Bu örgütün çapı ve derinliği hakkında en açık fikri, paçası tutuşup ortalığı yangın yerine çevirmeye kalkanlar veriyor. Ergenekon, iktidar oyunu etrafında şekillenen ve icraatta bulunan bir terör örgütü. Yani, şiddet yöntemleri kullanan, üstelik devlet içinde yuvalanmış bir siyasî örgüt. Ana eksenini silahlı bir şebeke oluşturuyor. Çevresinde medyanın, sivil örgütlerin, işadamlarının ve eli kalem tutanların oluşturduğu bir militan kadro bulunuyor. Bu kadro, birlikte hedefler belirliyor, suç planları yapıyor ve icra ediyor. Bir yanda Genelkurmay Başkanı'na suikast planlıyor; öbür tarafta Cumhuriyet mitingleri organize ediyor. Bir tarafta Danıştay'a saldırı yapıyor, diğer tarafta ulusalcı ideolojinin masa başında üretilmiş psikolojik harekâtını icra ediyor. Bu örgütün bir de sempatizanları var. Hiçbir suça bulaşmamış, örgütsel faaliyetleri içinde sorumluluk almamış, üstelik bu mesafeyi kendisini emniyete almak için koymuş olan geniş bir sempatizan kadrosu şu anda savunmada. Ergenekon terör örgütünün militanları, iddianamede sanık olarak yer alacaklar. Ya sempatizanlar?
Hilmi Özkök'ün açıklamaları, orgeneral rütbesinde iki emekli askerin bu örgüt kapsamında tutuklanmış olması, Türkiye'nin kendi kontrgerillasını tasfiye ettiğini gösteriyor. Tasfiye edenler de yine askerler. Anlaşılan bu tasfiye, ordu içinde 2004 yılında başlamış. Darbe teşebbüsleri ve çizmeyi aşan provokatif eylemler tasfiyenin gerekçesi olmuş. Peki ya sempatizanlarına ne olacak? Ergenekon sempatizanları, Ergenekon'un eylemlerine ve planlarına AK Parti iktidarına alternatif bir proje olarak sıcak baktılar. Meclis'te ve toplumda bir muhalefet ortaya çıkmadığı için, Ergenekon yöntemlerini bir baskı ve dolaylı iktidar aracı olarak onayladılar. Cumhuriyet mitinglerinin başında organizasyona uzak kalmayı tercih eden Deniz Baykal'ın, bu gösterilerin başarısı karşısında geç kalmadan atladığı tren Ergenekon treni idi. Laiklik maskesi altında iktidara karşı yürütülen muhalefetin ağırlık merkezi de Ergenekon karargâhı olmuştu. AK Parti hükümeti karşısında pazarlık alanı arayanlar için, Ergenekon kullanışlı bir desteğe dönüşüyordu.İstanbul savcılığının binbir meşakkatle yürüttüğü Ergenekon soruşturmasını baltalamaya ve çürütmeye çalışanların ürettikleri farklı argümanlar var. Bu argümanlardan hangisi kim tarafından kullanılıyor? Bu sorunun cevabı, sempatizanların farklılaşan hesaplarını da gösteriyor.
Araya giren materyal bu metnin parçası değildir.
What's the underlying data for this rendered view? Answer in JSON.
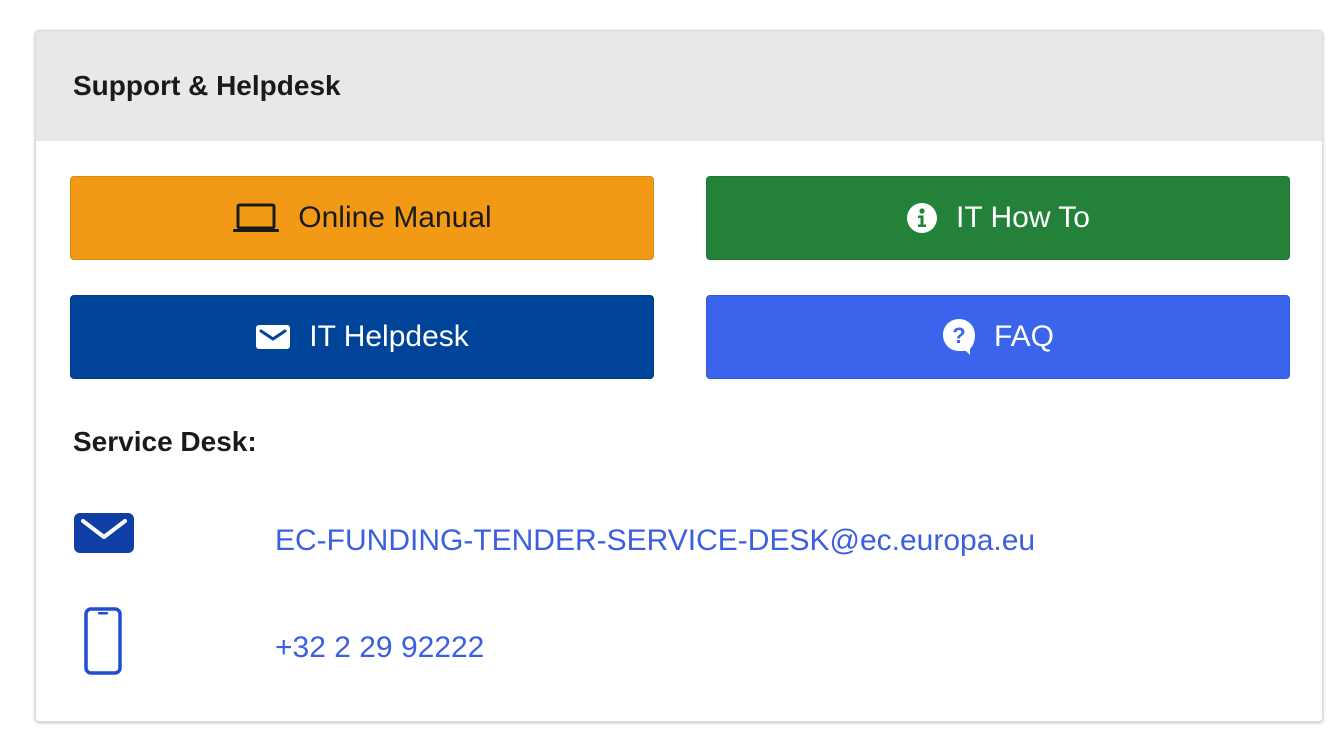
{
  "panel": {
    "title": "Support & Helpdesk"
  },
  "buttons": {
    "online_manual": {
      "label": "Online Manual",
      "icon": "laptop-icon",
      "color": "#f29a16"
    },
    "it_how_to": {
      "label": "IT How To",
      "icon": "info-circle-icon",
      "color": "#23813a"
    },
    "it_helpdesk": {
      "label": "IT Helpdesk",
      "icon": "envelope-icon",
      "color": "#00449a"
    },
    "faq": {
      "label": "FAQ",
      "icon": "question-bubble-icon",
      "color": "#3b64ec"
    }
  },
  "service_desk": {
    "heading": "Service Desk:",
    "email": {
      "value": "EC-FUNDING-TENDER-SERVICE-DESK@ec.europa.eu",
      "icon": "envelope-icon"
    },
    "phone": {
      "value": "+32 2 29 92222",
      "icon": "mobile-phone-icon"
    },
    "link_color": "#3b5fe0"
  }
}
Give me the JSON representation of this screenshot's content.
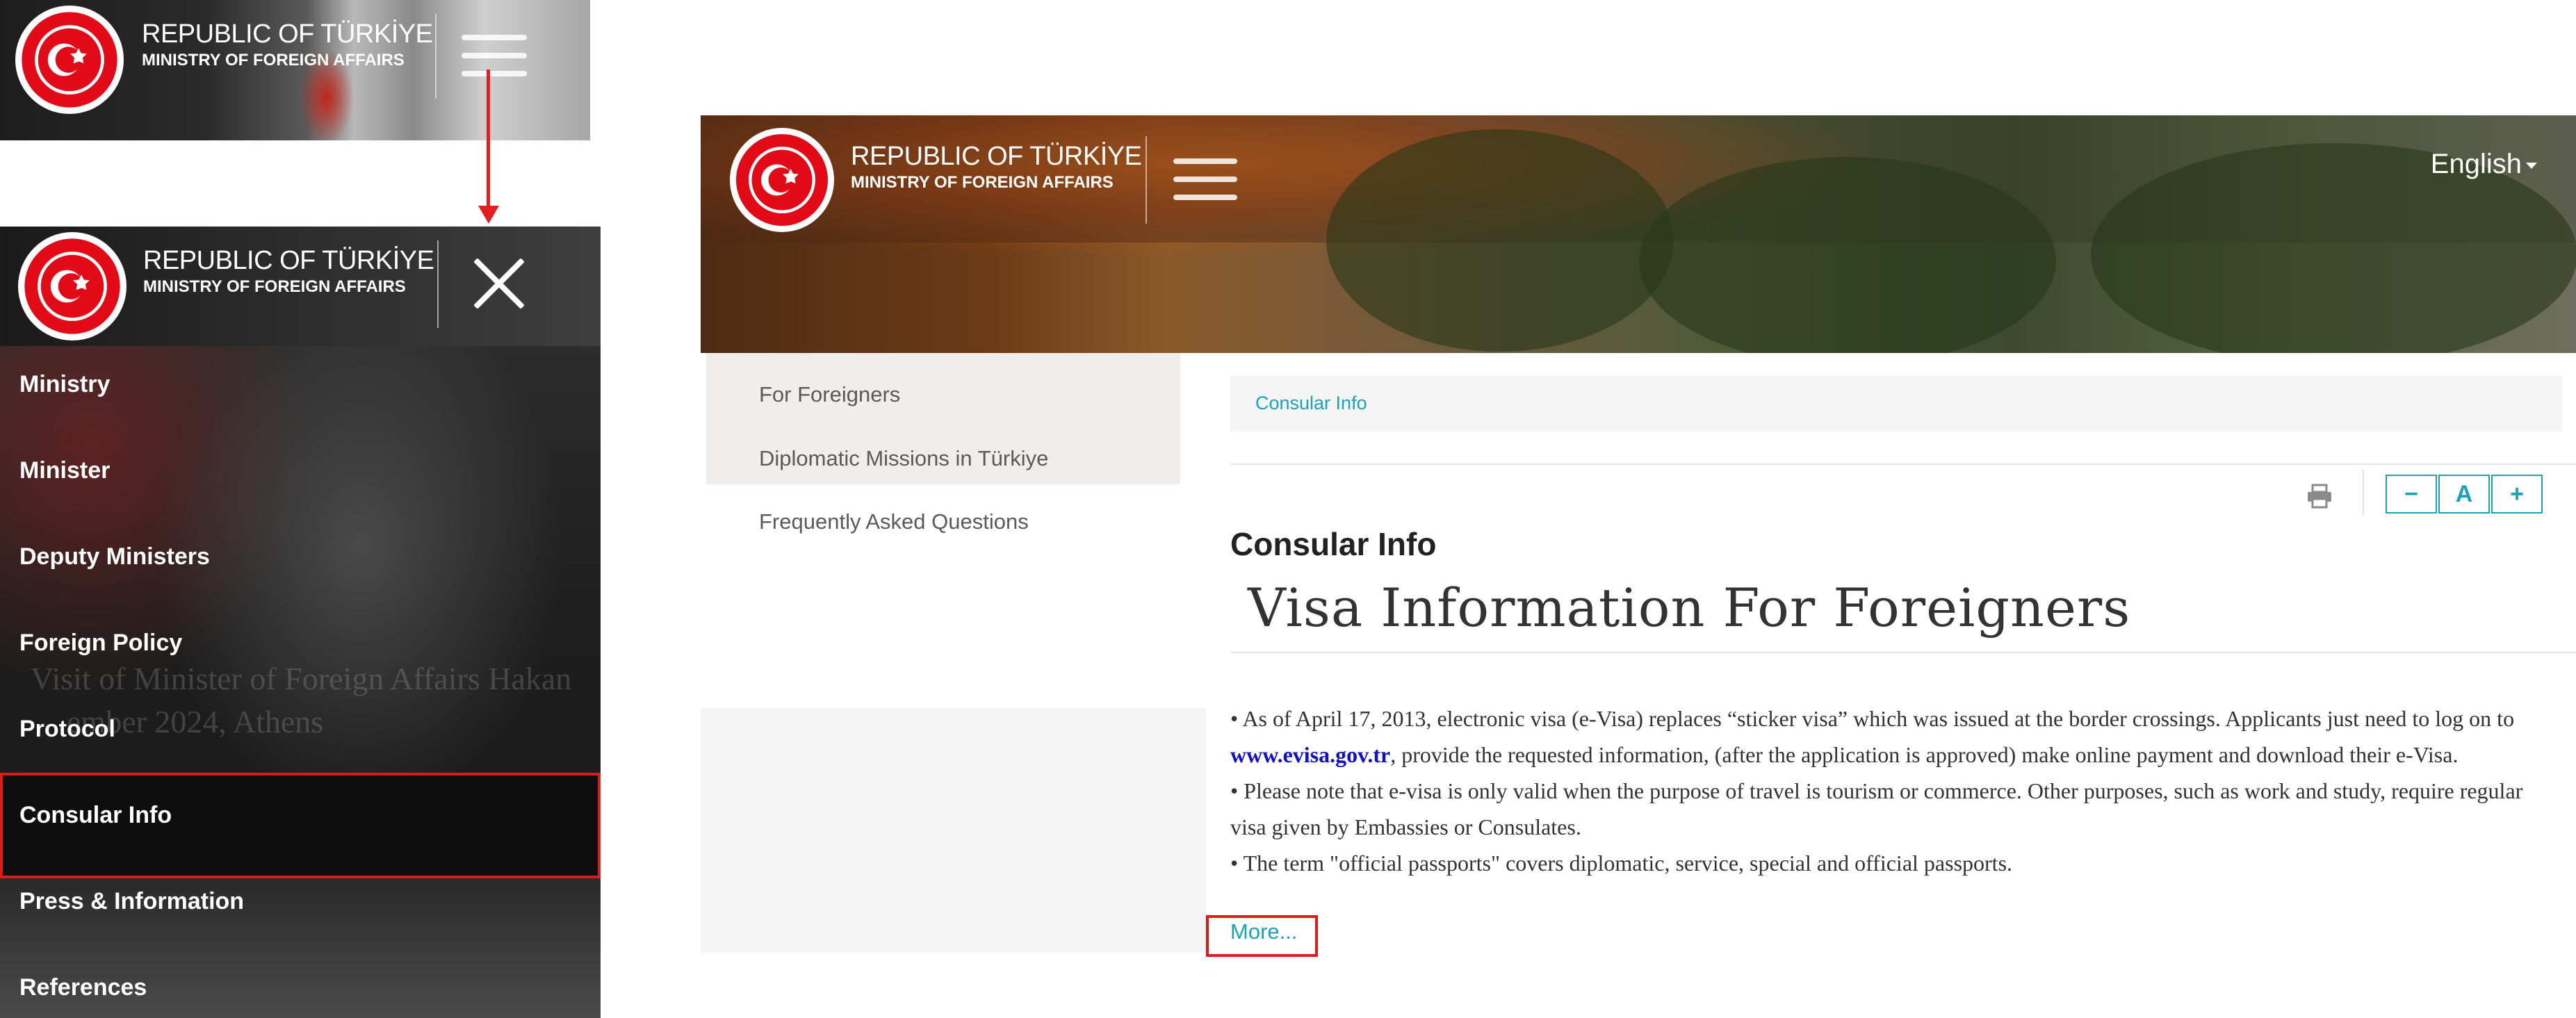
{
  "brand": {
    "line1": "REPUBLIC OF TÜRKİYE",
    "line2": "MINISTRY OF FOREIGN AFFAIRS"
  },
  "menu": {
    "items": [
      {
        "label": "Ministry"
      },
      {
        "label": "Minister"
      },
      {
        "label": "Deputy Ministers"
      },
      {
        "label": "Foreign Policy"
      },
      {
        "label": "Protocol"
      },
      {
        "label": "Consular Info"
      },
      {
        "label": "Press & Information"
      },
      {
        "label": "References"
      }
    ],
    "highlighted": "Consular Info",
    "background_text_line1": "Visit of Minister of Foreign Affairs Hakan",
    "background_text_line2": "ember 2024, Athens"
  },
  "desktop": {
    "language": "English",
    "left_nav": [
      {
        "label": "For Foreigners"
      },
      {
        "label": "Diplomatic Missions in Türkiye"
      },
      {
        "label": "Frequently Asked Questions"
      }
    ],
    "breadcrumb": "Consular Info",
    "font_tools": {
      "decrease": "−",
      "reset": "A",
      "increase": "+"
    },
    "section_title": "Consular Info",
    "page_title": "Visa Information For Foreigners",
    "body": {
      "p1_before": "• As of April 17, 2013, electronic visa (e-Visa) replaces “sticker visa” which was issued at the border crossings.  Applicants just need to log on to ",
      "p1_link": "www.evisa.gov.tr",
      "p1_after": ", provide the requested information, (after the application is approved) make online payment and download their e-Visa.",
      "p2": "• Please note that e-visa is only valid when the purpose of travel is tourism or commerce. Other purposes, such as work and study, require regular visa given by Embassies or Consulates.",
      "p3": "• The term \"official passports\" covers diplomatic, service, special and official passports."
    },
    "more_link": "More..."
  },
  "colors": {
    "accent_teal": "#1aa3b8",
    "highlight_red": "#e0191b",
    "emblem_red": "#e30a17",
    "link_blue": "#1010c8"
  }
}
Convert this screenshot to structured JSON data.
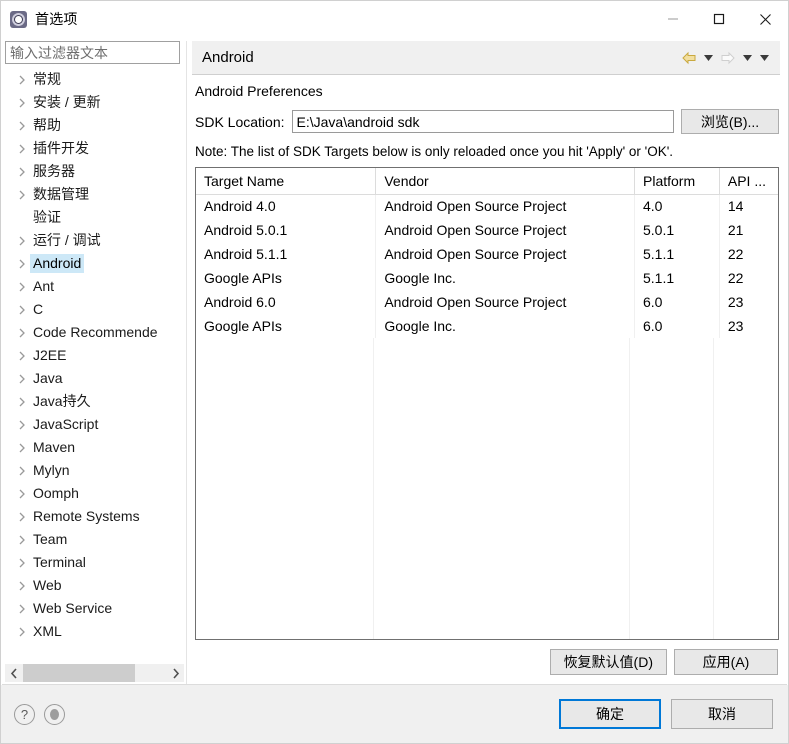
{
  "window": {
    "title": "首选项",
    "icon": "preferences-gear-icon",
    "controls": {
      "minimize": "minimize-icon",
      "maximize": "maximize-icon",
      "close": "close-icon"
    }
  },
  "sidebar": {
    "filter": {
      "placeholder": "输入过滤器文本",
      "value": ""
    },
    "items": [
      {
        "label": "常规",
        "expandable": true,
        "selected": false
      },
      {
        "label": "安装 / 更新",
        "expandable": true,
        "selected": false
      },
      {
        "label": "帮助",
        "expandable": true,
        "selected": false
      },
      {
        "label": "插件开发",
        "expandable": true,
        "selected": false
      },
      {
        "label": "服务器",
        "expandable": true,
        "selected": false
      },
      {
        "label": "数据管理",
        "expandable": true,
        "selected": false
      },
      {
        "label": "验证",
        "expandable": false,
        "selected": false
      },
      {
        "label": "运行 / 调试",
        "expandable": true,
        "selected": false
      },
      {
        "label": "Android",
        "expandable": true,
        "selected": true
      },
      {
        "label": "Ant",
        "expandable": true,
        "selected": false
      },
      {
        "label": "C",
        "expandable": true,
        "selected": false
      },
      {
        "label": "Code Recommende",
        "expandable": true,
        "selected": false
      },
      {
        "label": "J2EE",
        "expandable": true,
        "selected": false
      },
      {
        "label": "Java",
        "expandable": true,
        "selected": false
      },
      {
        "label": "Java持久",
        "expandable": true,
        "selected": false
      },
      {
        "label": "JavaScript",
        "expandable": true,
        "selected": false
      },
      {
        "label": "Maven",
        "expandable": true,
        "selected": false
      },
      {
        "label": "Mylyn",
        "expandable": true,
        "selected": false
      },
      {
        "label": "Oomph",
        "expandable": true,
        "selected": false
      },
      {
        "label": "Remote Systems",
        "expandable": true,
        "selected": false
      },
      {
        "label": "Team",
        "expandable": true,
        "selected": false
      },
      {
        "label": "Terminal",
        "expandable": true,
        "selected": false
      },
      {
        "label": "Web",
        "expandable": true,
        "selected": false
      },
      {
        "label": "Web Service",
        "expandable": true,
        "selected": false
      },
      {
        "label": "XML",
        "expandable": true,
        "selected": false
      }
    ],
    "hscroll": {
      "left_arrow": "chevron-left-icon",
      "right_arrow": "chevron-right-icon"
    }
  },
  "page": {
    "title": "Android",
    "nav": {
      "back": "back-arrow-icon",
      "back_menu": "caret-down-icon",
      "forward": "forward-arrow-icon",
      "forward_menu": "caret-down-icon",
      "view_menu": "caret-down-icon"
    },
    "section_title": "Android Preferences",
    "sdk_location": {
      "label": "SDK Location:",
      "value": "E:\\Java\\android sdk",
      "browse_label": "浏览(B)..."
    },
    "note": "Note: The list of SDK Targets below is only reloaded once you hit 'Apply' or 'OK'.",
    "table": {
      "columns": [
        "Target Name",
        "Vendor",
        "Platform",
        "API ..."
      ],
      "rows": [
        [
          "Android 4.0",
          "Android Open Source Project",
          "4.0",
          "14"
        ],
        [
          "Android 5.0.1",
          "Android Open Source Project",
          "5.0.1",
          "21"
        ],
        [
          "Android 5.1.1",
          "Android Open Source Project",
          "5.1.1",
          "22"
        ],
        [
          "Google APIs",
          "Google Inc.",
          "5.1.1",
          "22"
        ],
        [
          "Android 6.0",
          "Android Open Source Project",
          "6.0",
          "23"
        ],
        [
          "Google APIs",
          "Google Inc.",
          "6.0",
          "23"
        ]
      ]
    },
    "actions": {
      "restore_defaults": "恢复默认值(D)",
      "apply": "应用(A)"
    }
  },
  "footer": {
    "help_icon": "question-mark-icon",
    "secondary_icon": "info-circle-icon",
    "ok": "确定",
    "cancel": "取消"
  },
  "colors": {
    "selection": "#cde8f7",
    "default_button_border": "#0078d7",
    "header_bg": "#f0f0f0",
    "back_arrow": "#e8c86a"
  }
}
Cumhurbaşkanı'nın ve Başbakan'ın Ergenekon soruşturmasını yakından takip ettiklerine ve bilgi sahibi olduklarına dair sözlerini "yargıya müdahale" olarak niteleyenler kimler? Ergenekon'un varlığından, hükümete yönelik hesaplarından dolayı memnuniyet duyan sempatizanlar değil mi? Rahatsızlıkları, hükümetin elinin kolunun rahatlamasından. Bu yüzden Ergenekon davası ile değil, hükümeti eleştirmekle meşguller. Boşluğu, yine Ergenekon'un cenazesi ile kapatma telaşındalar.
Ergenekon sadece yargının değil, hükümetin de meselesi. Hukuk bu konuda açık bir ölçü koyuyor. Bir suçun önlenmesi icranın görevidir. Polis, önleyici kolluk kuvveti olarak icranın emrindedir. Suç işlendikten sonra sorumluluk yargıya aittir. Polis, o zaman savcının emrinde adlî kolluk gücüne dönüşür. Ergenekon, devasa bir suç makinesi. İşlediği suçlardan dolayı yargı önünde. İşleyeceği suçları engellemek ise hükümetin görevi değil mi? Hükümet bu görevi neyle, hangi bilgiyle yapacak?